I haven’t talked much about this book because busy. But I absolutely love this cover. The Fifth Season is set in a world which has suffered frequent, repeated Extinction Level Events for millions of years, and all life (and magic) in this world has adapted to it. Hundreds of years might pass between these events — easy, plentiful years in which great cities rise, and people have the leisure for art and science and rapid advancement — but then, again and again, the cities fall. The world is littered with the detritus of these times of plenty, and this cover hints at them: past ages of decadence, now decaying; stone that endures beneath flaking gilt. Lauren Panepinto (Orbit’s Art Director) has nailed it again.


Stuff! Going! On!

Hokay! Belatedly realized I’ve been quieter than usual here, aside from occasional long philosophical screeds about SFF politics and global domination stuff. That’s because I’ve been phenomenally busy, and frankly when I’m busy it’s much easier to Tweet about stuff than take the time to do a blog post. But since it’s been so long since I’ve talked about Just Stuff here, I figured it was time to do an update.

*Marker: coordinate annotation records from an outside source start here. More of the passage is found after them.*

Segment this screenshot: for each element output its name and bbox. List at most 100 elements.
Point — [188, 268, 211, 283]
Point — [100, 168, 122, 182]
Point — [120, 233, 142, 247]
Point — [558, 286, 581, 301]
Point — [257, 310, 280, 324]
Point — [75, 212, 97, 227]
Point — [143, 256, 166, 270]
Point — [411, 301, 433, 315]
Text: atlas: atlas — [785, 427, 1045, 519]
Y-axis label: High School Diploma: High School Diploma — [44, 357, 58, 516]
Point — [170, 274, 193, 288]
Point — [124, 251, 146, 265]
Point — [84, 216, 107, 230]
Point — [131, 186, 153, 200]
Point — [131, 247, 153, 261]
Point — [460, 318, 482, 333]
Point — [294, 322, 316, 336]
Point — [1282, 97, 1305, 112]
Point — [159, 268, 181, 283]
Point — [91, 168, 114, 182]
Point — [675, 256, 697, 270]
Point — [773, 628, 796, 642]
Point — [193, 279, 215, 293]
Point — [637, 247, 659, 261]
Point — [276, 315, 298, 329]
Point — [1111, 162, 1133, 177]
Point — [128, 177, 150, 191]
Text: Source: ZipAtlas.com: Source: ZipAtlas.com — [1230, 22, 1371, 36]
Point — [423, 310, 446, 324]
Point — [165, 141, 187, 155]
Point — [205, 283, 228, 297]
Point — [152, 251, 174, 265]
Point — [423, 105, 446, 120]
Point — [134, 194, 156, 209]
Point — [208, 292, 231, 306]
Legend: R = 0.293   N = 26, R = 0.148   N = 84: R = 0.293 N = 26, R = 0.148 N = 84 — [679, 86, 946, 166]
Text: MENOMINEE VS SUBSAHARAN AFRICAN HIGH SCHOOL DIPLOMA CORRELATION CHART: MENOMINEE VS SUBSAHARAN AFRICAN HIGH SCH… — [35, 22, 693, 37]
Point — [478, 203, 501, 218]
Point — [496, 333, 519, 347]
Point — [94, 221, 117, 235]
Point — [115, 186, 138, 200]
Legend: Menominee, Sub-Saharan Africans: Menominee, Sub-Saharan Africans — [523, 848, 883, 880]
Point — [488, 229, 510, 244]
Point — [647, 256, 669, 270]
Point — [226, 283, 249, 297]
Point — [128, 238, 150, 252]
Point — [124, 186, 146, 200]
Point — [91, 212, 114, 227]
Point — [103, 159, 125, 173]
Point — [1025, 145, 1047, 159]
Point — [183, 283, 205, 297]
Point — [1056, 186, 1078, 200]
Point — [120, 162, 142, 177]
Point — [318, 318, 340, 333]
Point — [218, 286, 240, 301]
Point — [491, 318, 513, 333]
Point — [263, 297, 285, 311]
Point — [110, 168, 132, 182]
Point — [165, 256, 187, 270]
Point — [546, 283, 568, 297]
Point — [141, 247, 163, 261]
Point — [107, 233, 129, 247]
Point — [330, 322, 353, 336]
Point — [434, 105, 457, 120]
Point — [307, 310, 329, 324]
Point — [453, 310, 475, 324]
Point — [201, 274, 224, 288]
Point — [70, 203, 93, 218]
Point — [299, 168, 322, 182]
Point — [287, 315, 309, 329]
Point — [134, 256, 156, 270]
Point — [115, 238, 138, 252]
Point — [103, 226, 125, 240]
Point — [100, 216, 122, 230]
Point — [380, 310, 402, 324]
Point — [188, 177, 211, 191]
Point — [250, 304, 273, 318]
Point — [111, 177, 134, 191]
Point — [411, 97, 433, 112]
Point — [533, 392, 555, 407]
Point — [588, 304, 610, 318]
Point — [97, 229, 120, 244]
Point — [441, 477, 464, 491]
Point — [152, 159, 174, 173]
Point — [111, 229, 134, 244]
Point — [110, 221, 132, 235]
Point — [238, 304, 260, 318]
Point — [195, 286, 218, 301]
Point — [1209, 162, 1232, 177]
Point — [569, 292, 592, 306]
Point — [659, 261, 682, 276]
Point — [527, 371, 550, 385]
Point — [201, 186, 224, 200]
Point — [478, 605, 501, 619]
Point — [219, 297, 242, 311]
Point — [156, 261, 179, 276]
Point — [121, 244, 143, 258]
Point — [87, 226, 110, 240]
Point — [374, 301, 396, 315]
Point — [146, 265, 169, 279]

First, I’ve finished the UMSP! My writing group, editor, and agent are now chewing on it, and I’m in Deep Thoughts mode, letting the heat of writing the first draft waft away so I can start the revision with a cool head.

Second, some upcoming appearances: Brooklyn Book Festival on September 22nd, New York Comic Con in October, Arisia in early 2014, Wiscon later the same year. And there’s one more thing I’ll be doing after that, but I can’t tell you about it. ::looks Terribly Mysterious::

Third, I’ve adopted a new cat! Yeah, that’s news, if you’ve been following my feline roommate saga here. This new fellow was adopted from a family I know which couldn’t keep him, and he and I seem to be getting along well thus far. His given name is Ozzy, but given that he’s huge and rambunctious and kind of larger-than-life, I have embellished his name as KING OZYMANDIAS (yes, it’s supposed to be in all caps).

Orange tabby cat sitting on a couch.


Fourth, book recs (sorta)! Been reading two in particular that I’m enjoying thus far (not quite done yet with either):

  • While I was down in Oz, I met a lovely author by the name of Amie Kaufman, who along with co-author Megan Spooner is about to release YA novel These Broken Stars. It’s not at all my usual fare, but I’m actually enjoying the heck out of it so far, so I’m pre-recommending it! (That’s when I recommend something before I finish it.)
  • Also, I’ve been reading Annalee Newitz’ Scatter, Adapt, and Remember: How Humans Will Survive a Mass Extinction. Which, since I’m working on a post-apocalyptic fantasy right now, counts as research. But it’s fun research; the book is written in an easily accessible and engaging way. Another pre-rec!

Fifth, I’ve been following along with the Mark Does Stuff reading of The Hundred Thousand Kingdoms. I don’t usually get to see someone reacting to my work in realtime, so this has been a treat — and Mark gets the most hilarious facial expressions. You can actually SEE HIM GO ALL CAPS. It’s delightful. And it turns out someone has commissioned him to make videos of his readings of the whole book! If something’s on his Confirmed list that you want to see videos of, you can commission him, too! Plus there’s two more books of the Inheritance Trilogy to go, and I’d love to see him capslock over them too. I think it would be a bit squinchy, ethically speaking, for me to commission those, but [blatant hint]maybe if someone here is interested…?[/blatant hint]

So that’s all the news that is news in Noraville. So, how ya been?